Strictly Increasing Dice Rolls

Quick Estimate: Roughly, two out of six faces collide on the second roll ($P(\text{distinct so far}) \approx 5/6$), and about two more on the third ($4/6$). So the fraction with all distinct values is around $(5/6)(4/6) \approx 56\%$. One-sixth of those are in increasing order: $0.56/6 \approx 0.093$. The exact answer should be close to $5/54 \approx 0.093$.

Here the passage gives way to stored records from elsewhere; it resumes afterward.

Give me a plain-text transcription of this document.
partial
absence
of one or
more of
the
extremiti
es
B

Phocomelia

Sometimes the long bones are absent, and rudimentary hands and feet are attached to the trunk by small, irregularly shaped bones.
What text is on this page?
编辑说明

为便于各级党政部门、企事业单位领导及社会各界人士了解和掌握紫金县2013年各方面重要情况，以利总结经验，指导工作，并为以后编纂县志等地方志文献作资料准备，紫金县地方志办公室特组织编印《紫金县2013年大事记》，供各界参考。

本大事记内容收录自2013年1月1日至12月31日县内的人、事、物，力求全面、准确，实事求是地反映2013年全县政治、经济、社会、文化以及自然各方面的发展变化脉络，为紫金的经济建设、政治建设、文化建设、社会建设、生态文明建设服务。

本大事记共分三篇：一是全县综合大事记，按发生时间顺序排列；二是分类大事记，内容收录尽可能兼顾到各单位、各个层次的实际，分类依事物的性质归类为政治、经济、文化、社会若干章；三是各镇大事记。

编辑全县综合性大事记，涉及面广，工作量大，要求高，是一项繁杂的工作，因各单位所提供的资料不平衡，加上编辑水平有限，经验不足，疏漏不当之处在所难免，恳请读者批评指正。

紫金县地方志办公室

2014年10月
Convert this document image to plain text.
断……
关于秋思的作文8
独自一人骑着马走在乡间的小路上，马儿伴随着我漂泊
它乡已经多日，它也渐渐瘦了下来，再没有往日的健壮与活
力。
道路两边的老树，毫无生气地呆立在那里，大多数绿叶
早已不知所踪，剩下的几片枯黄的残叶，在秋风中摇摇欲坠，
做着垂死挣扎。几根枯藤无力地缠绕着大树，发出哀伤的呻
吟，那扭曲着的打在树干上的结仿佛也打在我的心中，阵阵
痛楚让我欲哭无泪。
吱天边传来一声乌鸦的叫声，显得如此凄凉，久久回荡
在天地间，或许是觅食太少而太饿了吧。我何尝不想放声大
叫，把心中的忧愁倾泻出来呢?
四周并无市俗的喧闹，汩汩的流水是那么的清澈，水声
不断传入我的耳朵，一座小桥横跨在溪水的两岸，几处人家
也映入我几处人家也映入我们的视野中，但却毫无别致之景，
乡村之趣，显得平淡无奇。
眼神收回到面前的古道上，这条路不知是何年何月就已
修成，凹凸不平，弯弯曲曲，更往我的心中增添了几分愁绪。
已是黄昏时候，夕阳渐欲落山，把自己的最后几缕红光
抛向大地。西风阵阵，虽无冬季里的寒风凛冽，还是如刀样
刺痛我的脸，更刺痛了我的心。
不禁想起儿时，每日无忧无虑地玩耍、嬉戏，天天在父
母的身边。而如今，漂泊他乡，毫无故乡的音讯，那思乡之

Approach: Decompose via $P(\text{strictly increasing}) = P(\text{all distinct}) \times P(\text{increasing} \mid \text{all distinct})$.

Formal Solution:

Let $A$ be the event that all three dice show different values, and $B$ the event that they appear in strictly increasing order. Note that $B \subseteq A$ (you cannot have a strict increase with a repeated value), so:

$P(B) = P(A) \cdot P(B \mid A)$

Computing $P(A)$: Roll sequentially. The first die can be anything. The second must differ from the first -- probability $5/6$. The third must differ from both -- probability $4/6$. So:

$P(A) = 1 \cdot \frac{5}{6} \cdot \frac{4}{6} = \frac{20}{36} = \frac{5}{9}$

Computing $P(B \mid A)$: Given all three values are distinct, there are $3! = 6$ equally likely orderings of those values (by symmetry of the dice). Exactly one ordering is strictly increasing. So:

$P(B \mid A) = \frac{1}{6}$

Combining:

$P(B) = \frac{5}{9} \cdot \frac{1}{6} = \frac{5}{54}$

Answer: $\dfrac{5}{54} \approx 9.26\%$